This is a teen-written article from our friends at Youth Communication, a nonprofit organization that helps marginalized youth develop their full potential through reading and writing.
By Otis Hampton
When I was little, I was too afraid to speak up for myself. If I accidentally broke something, either my mom or my older brother would yell at me to “tell the truth.” When I tried to explain what happened, they’d tell me to “shut up” or “watch your mouth.” They’d also hit me with their hands, belts, and other objects. I did as I was told, but inside I was angry.
It wasn’t fair how I always got beat up for things that weren’t my fault. So many times I wanted to tell them that I hated them and that I wished they were dead, but I didn’t out of fear of being hit. Physical abuse always prevented me from speaking my mind to my mom and older brother.
To make matters worse, I was also getting beaten up by bullies at school, partly because I have cerebral palsy and walk with a limp. Middle school was the worst. A lot of anger built up inside of me. In my freshman year of high school, I decided I wouldn’t be quiet anymore.
A Fearless Persona
It was freshman year of high school, and a group of us who knew each other from middle school were sitting at a table in the cafeteria, joking around. This kid Harry made a crack about my limp, and all the other kids started laughing. So I pointed out that he was missing a lot of teeth and added, “hole-y sh-t!”.
Everyone at the table laughed, and Harry wrapped his hands around my throat and choked me. I looked in his eyes and I knew he wasn’t going to kill me, and I smiled an evil smile. I endured the pain and fear because I knew at some point, he was gonna let go.
After he let go, I laughed, and everybody in the cafeteria looked at me like I was crazy. Laughing while being choked gave me a “never say die” persona. I began to present myself as fearless and outspoken, someone who wouldn’t take anyone’s nonsense.
Throwing Insults Like Punches
I would throw insults like punches and I got into a lot of verbal sparring. I never showed that people’s disses hurt my feelings, but the “cripple” jokes and taunting did hurt. Ignorant high school freshmen would ask “What’s wrong with you?” like they were asking if I was retarded. How was I to explain why I walked with a limp?

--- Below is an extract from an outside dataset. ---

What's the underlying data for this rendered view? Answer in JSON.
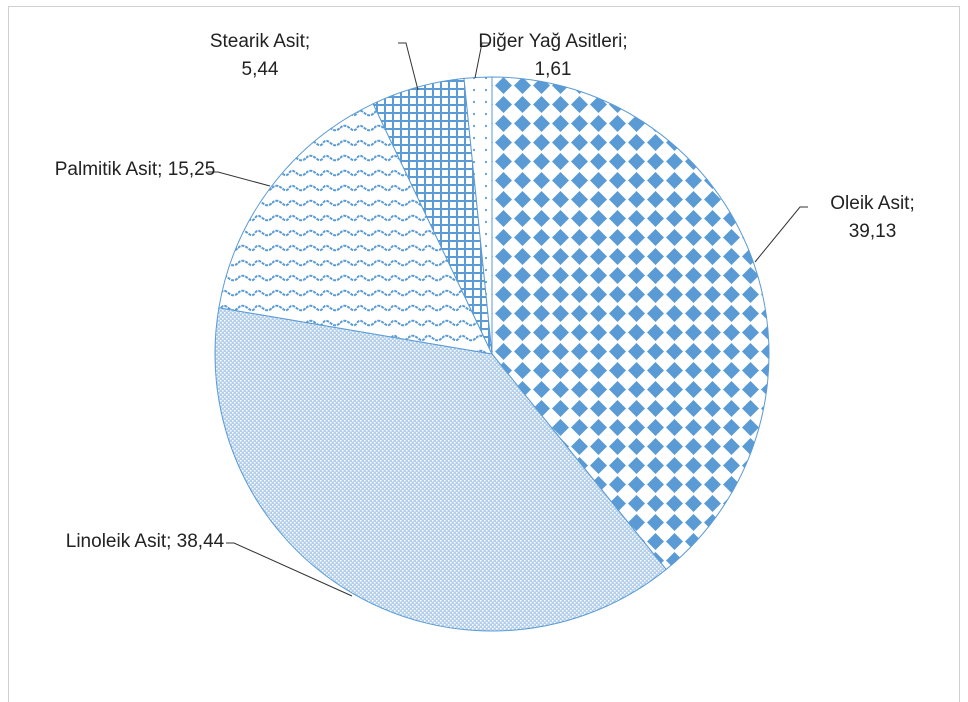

If someone tried to bully or belittle me, I’d go in for the kill. My weapons ranged from the classic “Yo Momma” jokes to personal attacks about their performance in school or their appearance (like their weight or race). I wanted to make them feel the same way they were making me feel.
My favorite thing to pick on were the bullies’ bad grammar. Once a kid said to me, “Yo, yous a ugly n-gga, son. My dog look better den you,” then laughed. I laughed with him for a few seconds and then said, “Maybe, but I bet your dog is smarter than YOU. I guess proper English isn’t your thing.” It seemed like it struck a nerve because he threatened to beat me up.
Sometimes I was sticking up for other kids, and that made me feel righteous. I told myself I was just being honest when I said mean things. But what was really going on, usually, was that I wanted to make my insults hit close to the chest and hurt. I was behaving like a bully, too.
Reprinted with permission from Youth Communication.